Die US-Wetterbehörde NOAA rechnet in der kommenden Hurrikan-Saison mit bis zu 25 Stürmen und mit bis zu 13 Hurrikans. Einige von ihnen könnten sehr stark werden und grosse Schäden anrichten. Die Zusammenhänge kennt der Physiker Christian Otto. Er untersucht mit seiner Forschungsgruppe die Folgen von Extremwetterereignissen.
SRF News: Warum wird dieses Jahr eine besonders schwere Hurrikan-Saison erwartet?
Christian Otto: Auch wenn es von vielen Faktoren abhängt, damit sich wirklich ein Hurrikan ausbildet: Die Rahmenbedingungen dafür sind dieses Jahr besonders günstig. Zum einen ist die Meeresoberflächentemperatur im Atlantik sehr hoch, ausserdem sind die sogenannten Scherwinde derzeit schwach ausgebildet.
Warum sind die Scherwinde derzeit so schwach?
Das hängt damit zusammen, dass gerade eine El-Niño-Phase zu Ende ging und wir nun in eine La-Niña-Phase geraten. Die beiden globalen Wetterphänomene beeinflussen auch die klimatischen Bedingungen im Nordatlantik: Während El Niño sind die Scherwinde dort ausgeprägter, während La-Niña-Phasen aber eher schwach. Dadurch wird jetzt – zusammen mit den hohen Oberflächen-Wassertemperaturen – die Entstehung von Wirbelstürmen begünstigt.
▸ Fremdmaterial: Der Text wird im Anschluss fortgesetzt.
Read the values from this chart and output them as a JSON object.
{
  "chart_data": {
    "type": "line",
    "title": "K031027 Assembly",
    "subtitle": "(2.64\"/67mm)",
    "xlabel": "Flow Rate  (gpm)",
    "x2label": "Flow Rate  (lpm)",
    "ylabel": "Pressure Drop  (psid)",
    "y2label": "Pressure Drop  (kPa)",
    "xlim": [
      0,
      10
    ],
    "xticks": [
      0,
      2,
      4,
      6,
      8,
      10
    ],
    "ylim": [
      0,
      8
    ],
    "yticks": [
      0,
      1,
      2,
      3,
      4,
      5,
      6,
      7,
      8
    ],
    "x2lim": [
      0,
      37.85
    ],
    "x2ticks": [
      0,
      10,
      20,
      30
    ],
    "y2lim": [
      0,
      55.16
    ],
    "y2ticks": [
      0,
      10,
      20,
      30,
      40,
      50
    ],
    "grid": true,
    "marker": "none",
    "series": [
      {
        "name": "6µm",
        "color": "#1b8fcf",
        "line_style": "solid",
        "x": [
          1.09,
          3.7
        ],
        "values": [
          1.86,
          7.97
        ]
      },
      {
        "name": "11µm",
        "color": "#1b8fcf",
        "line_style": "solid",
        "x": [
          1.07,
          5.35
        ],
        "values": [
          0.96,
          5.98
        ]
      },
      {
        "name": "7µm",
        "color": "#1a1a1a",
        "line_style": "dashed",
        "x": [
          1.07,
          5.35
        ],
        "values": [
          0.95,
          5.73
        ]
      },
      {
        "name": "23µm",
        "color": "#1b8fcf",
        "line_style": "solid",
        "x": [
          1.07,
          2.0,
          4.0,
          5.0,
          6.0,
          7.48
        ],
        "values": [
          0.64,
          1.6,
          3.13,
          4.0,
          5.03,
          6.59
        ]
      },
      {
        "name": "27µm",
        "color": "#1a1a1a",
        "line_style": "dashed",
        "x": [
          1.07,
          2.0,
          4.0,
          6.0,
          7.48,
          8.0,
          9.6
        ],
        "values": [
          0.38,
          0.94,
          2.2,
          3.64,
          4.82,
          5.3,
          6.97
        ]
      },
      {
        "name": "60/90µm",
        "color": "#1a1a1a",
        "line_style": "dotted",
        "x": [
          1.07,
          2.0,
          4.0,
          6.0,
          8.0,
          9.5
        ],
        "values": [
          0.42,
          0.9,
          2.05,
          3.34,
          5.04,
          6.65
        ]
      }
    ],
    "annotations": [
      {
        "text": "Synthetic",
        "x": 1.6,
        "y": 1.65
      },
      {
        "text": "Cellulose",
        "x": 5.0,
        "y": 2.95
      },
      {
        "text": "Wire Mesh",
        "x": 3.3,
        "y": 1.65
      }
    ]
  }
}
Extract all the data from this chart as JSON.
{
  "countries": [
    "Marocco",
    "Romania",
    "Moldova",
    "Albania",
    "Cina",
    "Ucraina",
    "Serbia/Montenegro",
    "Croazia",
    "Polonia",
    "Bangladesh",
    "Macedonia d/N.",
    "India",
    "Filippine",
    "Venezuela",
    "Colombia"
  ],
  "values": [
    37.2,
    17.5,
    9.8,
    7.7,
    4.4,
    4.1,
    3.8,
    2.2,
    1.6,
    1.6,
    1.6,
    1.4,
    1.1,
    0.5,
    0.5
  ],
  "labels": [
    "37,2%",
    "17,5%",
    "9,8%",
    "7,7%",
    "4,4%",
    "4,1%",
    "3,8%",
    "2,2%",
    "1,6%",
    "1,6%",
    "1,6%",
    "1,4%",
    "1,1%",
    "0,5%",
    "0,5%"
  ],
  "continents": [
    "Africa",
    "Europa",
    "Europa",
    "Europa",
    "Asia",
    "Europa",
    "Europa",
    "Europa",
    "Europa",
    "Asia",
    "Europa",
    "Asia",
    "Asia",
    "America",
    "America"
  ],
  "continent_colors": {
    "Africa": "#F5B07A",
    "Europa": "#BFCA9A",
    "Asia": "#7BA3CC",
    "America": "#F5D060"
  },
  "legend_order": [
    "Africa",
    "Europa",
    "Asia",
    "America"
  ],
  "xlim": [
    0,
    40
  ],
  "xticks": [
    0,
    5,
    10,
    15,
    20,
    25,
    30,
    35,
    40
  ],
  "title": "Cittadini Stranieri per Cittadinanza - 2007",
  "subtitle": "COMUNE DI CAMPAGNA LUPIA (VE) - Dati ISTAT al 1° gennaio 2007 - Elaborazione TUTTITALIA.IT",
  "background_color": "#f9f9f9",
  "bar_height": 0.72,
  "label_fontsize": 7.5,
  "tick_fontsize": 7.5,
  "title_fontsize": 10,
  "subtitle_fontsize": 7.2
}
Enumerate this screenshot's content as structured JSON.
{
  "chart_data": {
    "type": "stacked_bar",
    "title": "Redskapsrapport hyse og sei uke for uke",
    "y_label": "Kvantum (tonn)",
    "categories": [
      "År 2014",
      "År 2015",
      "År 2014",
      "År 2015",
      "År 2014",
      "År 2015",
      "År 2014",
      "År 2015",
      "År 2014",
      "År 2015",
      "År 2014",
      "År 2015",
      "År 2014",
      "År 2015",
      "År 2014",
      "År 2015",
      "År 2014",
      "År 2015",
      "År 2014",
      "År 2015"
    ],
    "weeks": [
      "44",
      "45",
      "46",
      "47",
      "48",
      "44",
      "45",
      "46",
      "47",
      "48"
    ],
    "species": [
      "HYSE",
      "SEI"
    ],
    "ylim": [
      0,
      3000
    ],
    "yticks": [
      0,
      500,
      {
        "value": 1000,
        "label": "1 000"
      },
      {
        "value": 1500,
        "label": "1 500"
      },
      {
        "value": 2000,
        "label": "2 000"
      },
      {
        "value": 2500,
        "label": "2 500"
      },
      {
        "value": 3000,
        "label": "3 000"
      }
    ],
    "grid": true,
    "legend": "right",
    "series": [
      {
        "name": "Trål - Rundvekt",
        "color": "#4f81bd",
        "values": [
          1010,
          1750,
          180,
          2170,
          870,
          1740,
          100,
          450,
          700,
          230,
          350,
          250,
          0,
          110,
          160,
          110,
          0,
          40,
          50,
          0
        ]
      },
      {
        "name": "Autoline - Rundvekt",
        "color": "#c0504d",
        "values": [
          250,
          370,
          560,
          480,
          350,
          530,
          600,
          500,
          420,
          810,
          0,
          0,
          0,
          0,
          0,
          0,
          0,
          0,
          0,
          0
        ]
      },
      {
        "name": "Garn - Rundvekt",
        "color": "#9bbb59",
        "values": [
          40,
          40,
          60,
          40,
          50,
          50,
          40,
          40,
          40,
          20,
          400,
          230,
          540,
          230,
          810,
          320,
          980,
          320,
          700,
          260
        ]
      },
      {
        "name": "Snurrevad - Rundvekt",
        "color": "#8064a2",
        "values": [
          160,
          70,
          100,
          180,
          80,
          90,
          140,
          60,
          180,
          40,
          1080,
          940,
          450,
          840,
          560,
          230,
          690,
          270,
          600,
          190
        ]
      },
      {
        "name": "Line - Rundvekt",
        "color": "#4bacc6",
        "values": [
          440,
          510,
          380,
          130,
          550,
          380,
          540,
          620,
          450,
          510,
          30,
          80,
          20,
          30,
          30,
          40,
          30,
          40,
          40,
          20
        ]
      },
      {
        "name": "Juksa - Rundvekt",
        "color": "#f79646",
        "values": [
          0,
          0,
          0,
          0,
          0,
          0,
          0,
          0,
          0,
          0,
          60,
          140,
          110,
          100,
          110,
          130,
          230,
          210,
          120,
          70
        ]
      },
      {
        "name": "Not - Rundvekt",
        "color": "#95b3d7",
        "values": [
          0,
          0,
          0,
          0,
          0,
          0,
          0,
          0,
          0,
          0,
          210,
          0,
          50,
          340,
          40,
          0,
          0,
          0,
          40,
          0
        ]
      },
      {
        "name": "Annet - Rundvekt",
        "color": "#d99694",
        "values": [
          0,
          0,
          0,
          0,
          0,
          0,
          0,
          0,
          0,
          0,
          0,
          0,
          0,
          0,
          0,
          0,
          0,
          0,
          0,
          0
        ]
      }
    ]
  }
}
Gibt es im Zuge der Klimaerwärmung grundsätzlich immer mehr Wirbelstürme?
Was den Nordatlantik betrifft, sind die Prognosen noch nicht so klar – wobei tendenziell eher mit einer Abnahme der Zahl der Stürme gerechnet wird. Allerdings dürfte der Anteil der besonders starken und potenziell verheerenden Wirbelstürme eher zunehmen.
Wegen des Meeresspiegelanstiegs kommt es auch zu schwereren Überschwemmungen in Küstennähe.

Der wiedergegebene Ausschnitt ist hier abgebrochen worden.